アナログアパート/椎名軽穂 | 読んだり観たり聴いたりしたもの

アナログアパート/椎名軽穂

かなり前、夏頃の話である。
君届の12巻入手問題で身もだえていた頃、仕事場で、椎名軽穂の読み切りコミックスを大量に入手した。
最近ちょうど読み終わったので、一応書いておこうかと。

表題のアナログアパートは、漫画家を目指す専門学校生の女の子、生田ななが主人公。多分、作者の生活をかなりトレースしていたのだろう。よく分かっていることを書くというのは重要なことである。
おんぼろアパートかめ荘の隣人兵庫さんとのほのぼのラブストーリー。次巻のオレンジアパートで続きが2話ある。
次の'90は中学青春モノ。ちょっと不良で暴れん坊、けれど故郷を愛す真っ直ぐな少年に、都会から越してきた少女が惹かれていく話である。
そして、ロケット・ポケット。これは高校モノだが、恋と夢をベースにもう少し高い視点から綴られるすれちがいの話である。この話が一番好きかな。

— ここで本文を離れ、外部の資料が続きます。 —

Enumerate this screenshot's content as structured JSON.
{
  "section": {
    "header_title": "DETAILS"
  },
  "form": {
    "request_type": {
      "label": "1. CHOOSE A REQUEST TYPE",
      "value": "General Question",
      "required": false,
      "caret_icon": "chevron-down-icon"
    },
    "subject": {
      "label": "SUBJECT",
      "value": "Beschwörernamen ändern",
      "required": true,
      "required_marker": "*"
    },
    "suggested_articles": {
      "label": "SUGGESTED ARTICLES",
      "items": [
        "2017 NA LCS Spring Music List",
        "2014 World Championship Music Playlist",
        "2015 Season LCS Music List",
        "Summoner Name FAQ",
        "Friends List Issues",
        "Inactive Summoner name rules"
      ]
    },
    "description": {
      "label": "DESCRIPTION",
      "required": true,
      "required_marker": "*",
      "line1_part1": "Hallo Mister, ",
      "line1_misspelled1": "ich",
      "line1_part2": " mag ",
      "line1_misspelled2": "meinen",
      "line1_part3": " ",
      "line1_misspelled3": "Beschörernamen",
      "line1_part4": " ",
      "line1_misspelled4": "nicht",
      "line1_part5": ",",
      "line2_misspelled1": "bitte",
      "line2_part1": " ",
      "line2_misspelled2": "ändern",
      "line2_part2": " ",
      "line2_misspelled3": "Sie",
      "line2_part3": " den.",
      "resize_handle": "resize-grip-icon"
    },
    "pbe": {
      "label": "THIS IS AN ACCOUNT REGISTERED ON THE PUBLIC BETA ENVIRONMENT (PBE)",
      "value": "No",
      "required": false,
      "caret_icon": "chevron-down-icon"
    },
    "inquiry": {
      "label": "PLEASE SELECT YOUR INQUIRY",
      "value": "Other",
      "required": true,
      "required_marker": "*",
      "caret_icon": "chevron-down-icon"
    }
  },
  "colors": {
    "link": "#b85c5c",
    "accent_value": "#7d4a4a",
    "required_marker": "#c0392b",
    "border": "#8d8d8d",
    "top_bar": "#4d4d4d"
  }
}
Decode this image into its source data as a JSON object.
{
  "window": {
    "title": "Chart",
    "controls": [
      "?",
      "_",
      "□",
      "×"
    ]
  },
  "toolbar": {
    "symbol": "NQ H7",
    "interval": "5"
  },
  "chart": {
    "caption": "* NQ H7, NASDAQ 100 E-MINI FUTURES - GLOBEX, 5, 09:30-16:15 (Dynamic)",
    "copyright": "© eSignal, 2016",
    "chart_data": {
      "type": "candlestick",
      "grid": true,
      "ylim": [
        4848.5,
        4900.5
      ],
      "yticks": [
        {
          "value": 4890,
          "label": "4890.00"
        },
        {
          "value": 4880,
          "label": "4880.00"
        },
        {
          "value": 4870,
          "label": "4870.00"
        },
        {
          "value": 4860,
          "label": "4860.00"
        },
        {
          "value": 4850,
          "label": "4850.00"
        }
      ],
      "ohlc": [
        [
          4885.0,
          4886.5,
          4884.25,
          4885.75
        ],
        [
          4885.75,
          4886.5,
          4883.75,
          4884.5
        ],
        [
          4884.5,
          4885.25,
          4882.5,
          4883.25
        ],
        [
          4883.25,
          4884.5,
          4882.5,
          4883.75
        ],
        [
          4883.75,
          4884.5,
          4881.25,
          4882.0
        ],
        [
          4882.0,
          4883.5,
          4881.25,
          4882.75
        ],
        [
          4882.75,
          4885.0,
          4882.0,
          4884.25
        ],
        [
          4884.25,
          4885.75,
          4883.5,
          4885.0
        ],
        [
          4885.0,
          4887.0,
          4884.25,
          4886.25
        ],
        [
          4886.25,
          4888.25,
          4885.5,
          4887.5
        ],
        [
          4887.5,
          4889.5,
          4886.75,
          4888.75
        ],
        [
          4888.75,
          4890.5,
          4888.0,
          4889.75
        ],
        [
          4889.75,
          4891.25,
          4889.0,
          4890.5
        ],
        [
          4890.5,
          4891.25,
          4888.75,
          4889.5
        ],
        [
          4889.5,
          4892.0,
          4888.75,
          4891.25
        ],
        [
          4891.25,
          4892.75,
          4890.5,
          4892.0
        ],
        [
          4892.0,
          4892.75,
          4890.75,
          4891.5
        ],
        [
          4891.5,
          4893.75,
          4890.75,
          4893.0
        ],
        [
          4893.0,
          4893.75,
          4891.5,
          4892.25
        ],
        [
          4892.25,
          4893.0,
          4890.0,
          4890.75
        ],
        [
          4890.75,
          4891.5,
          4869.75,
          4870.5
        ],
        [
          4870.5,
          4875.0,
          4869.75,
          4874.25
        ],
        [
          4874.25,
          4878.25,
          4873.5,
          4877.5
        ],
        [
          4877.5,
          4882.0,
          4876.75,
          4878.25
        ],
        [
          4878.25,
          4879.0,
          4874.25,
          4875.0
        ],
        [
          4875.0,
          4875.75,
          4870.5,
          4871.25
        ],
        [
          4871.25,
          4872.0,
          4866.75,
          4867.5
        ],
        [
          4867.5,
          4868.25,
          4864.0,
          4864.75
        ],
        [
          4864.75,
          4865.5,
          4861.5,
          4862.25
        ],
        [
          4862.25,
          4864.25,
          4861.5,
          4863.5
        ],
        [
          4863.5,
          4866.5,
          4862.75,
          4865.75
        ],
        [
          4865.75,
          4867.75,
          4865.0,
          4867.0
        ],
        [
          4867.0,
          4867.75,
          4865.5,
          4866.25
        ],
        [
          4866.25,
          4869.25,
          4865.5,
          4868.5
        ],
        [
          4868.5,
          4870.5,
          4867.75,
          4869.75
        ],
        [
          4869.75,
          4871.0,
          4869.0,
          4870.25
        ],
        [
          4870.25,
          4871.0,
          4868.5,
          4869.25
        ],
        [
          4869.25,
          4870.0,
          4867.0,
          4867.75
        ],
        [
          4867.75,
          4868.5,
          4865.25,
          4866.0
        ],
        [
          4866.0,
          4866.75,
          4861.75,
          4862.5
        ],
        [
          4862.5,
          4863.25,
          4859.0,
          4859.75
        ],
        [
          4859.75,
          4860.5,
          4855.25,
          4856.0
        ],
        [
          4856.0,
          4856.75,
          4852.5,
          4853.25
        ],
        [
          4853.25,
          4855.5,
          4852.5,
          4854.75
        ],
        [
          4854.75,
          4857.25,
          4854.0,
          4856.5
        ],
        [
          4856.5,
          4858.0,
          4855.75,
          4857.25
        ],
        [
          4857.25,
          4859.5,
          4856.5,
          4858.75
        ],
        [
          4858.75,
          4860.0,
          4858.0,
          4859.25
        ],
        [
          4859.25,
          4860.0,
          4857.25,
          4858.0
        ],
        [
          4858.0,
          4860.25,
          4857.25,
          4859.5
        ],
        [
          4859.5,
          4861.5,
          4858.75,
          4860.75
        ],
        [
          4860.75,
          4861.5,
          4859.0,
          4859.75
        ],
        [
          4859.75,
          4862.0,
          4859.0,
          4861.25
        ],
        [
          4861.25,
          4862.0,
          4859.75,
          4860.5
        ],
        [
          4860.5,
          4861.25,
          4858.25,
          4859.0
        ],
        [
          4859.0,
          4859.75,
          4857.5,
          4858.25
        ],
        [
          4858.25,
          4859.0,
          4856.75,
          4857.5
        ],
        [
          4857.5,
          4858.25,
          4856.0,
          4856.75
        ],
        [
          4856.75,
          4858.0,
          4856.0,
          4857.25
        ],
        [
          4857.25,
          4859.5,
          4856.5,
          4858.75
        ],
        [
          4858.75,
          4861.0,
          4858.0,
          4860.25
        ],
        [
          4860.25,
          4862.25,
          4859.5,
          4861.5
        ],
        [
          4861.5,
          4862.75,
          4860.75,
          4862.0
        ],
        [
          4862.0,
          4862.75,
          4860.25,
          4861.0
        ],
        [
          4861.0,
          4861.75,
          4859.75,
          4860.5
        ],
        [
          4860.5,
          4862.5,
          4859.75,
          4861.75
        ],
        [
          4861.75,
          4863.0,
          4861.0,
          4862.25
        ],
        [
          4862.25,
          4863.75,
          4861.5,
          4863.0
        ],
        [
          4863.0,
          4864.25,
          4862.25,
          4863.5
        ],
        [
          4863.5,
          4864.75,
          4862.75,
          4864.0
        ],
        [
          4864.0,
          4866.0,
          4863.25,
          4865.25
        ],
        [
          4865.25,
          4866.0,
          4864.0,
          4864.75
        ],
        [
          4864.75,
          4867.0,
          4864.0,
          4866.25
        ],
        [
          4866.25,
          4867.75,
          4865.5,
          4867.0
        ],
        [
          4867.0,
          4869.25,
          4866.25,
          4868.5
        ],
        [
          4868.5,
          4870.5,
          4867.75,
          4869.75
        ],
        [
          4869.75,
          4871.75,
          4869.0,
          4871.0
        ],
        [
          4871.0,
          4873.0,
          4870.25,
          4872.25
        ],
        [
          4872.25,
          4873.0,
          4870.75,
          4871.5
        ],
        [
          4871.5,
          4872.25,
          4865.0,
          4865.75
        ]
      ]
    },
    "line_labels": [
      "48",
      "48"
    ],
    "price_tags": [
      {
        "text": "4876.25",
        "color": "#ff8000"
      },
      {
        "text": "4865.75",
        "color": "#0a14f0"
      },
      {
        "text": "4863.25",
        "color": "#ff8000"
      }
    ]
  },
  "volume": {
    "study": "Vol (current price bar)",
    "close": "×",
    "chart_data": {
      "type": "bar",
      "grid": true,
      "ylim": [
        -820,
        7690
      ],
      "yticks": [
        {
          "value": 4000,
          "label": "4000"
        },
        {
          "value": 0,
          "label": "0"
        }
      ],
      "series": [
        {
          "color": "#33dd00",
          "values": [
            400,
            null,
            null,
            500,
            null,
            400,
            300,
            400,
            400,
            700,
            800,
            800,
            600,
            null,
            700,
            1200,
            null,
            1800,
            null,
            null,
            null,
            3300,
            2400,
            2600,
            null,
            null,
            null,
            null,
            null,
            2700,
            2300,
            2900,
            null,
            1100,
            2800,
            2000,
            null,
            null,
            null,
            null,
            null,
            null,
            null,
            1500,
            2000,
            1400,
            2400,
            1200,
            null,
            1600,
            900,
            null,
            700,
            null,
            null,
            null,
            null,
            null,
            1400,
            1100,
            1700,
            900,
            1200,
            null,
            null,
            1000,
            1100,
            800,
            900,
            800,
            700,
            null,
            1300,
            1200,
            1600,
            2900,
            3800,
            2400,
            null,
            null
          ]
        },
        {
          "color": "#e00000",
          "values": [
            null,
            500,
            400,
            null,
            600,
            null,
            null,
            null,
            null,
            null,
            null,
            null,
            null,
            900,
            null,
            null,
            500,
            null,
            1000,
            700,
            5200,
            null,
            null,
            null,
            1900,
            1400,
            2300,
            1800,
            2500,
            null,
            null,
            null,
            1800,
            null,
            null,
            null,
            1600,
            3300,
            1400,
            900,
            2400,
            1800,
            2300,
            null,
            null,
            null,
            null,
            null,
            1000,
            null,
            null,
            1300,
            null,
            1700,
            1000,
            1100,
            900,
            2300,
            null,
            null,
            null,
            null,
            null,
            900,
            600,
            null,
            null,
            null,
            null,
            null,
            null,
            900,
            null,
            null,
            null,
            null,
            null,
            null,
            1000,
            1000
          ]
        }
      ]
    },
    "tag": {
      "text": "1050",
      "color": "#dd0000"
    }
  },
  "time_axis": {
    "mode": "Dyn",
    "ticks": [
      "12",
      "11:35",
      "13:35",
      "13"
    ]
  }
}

以上の3話を収録。読んでまず思うのは、当然ながら、拙いな、と言うことだ。15年も前の、デビュー当時の作品である。
津田雅美のようにデビュー作から全くそつのない人もいるが、椎名軽穂は徐々に力を付けていくタイプのようだ。
それでも、所々には、おっと思う一コマが無い訳でもないし、全く読めないという訳でもない。
しかし、後々君届で花開くモチーフのあれやこれやが使われているのを確認できるのが面白い、という偏った読み方をしてしまう。
あと、構図やタッチを色々替えて研究してるな、という気がする。
わざわざ買うほどの本でもないが、椎名ファンなら楽しめないこともない。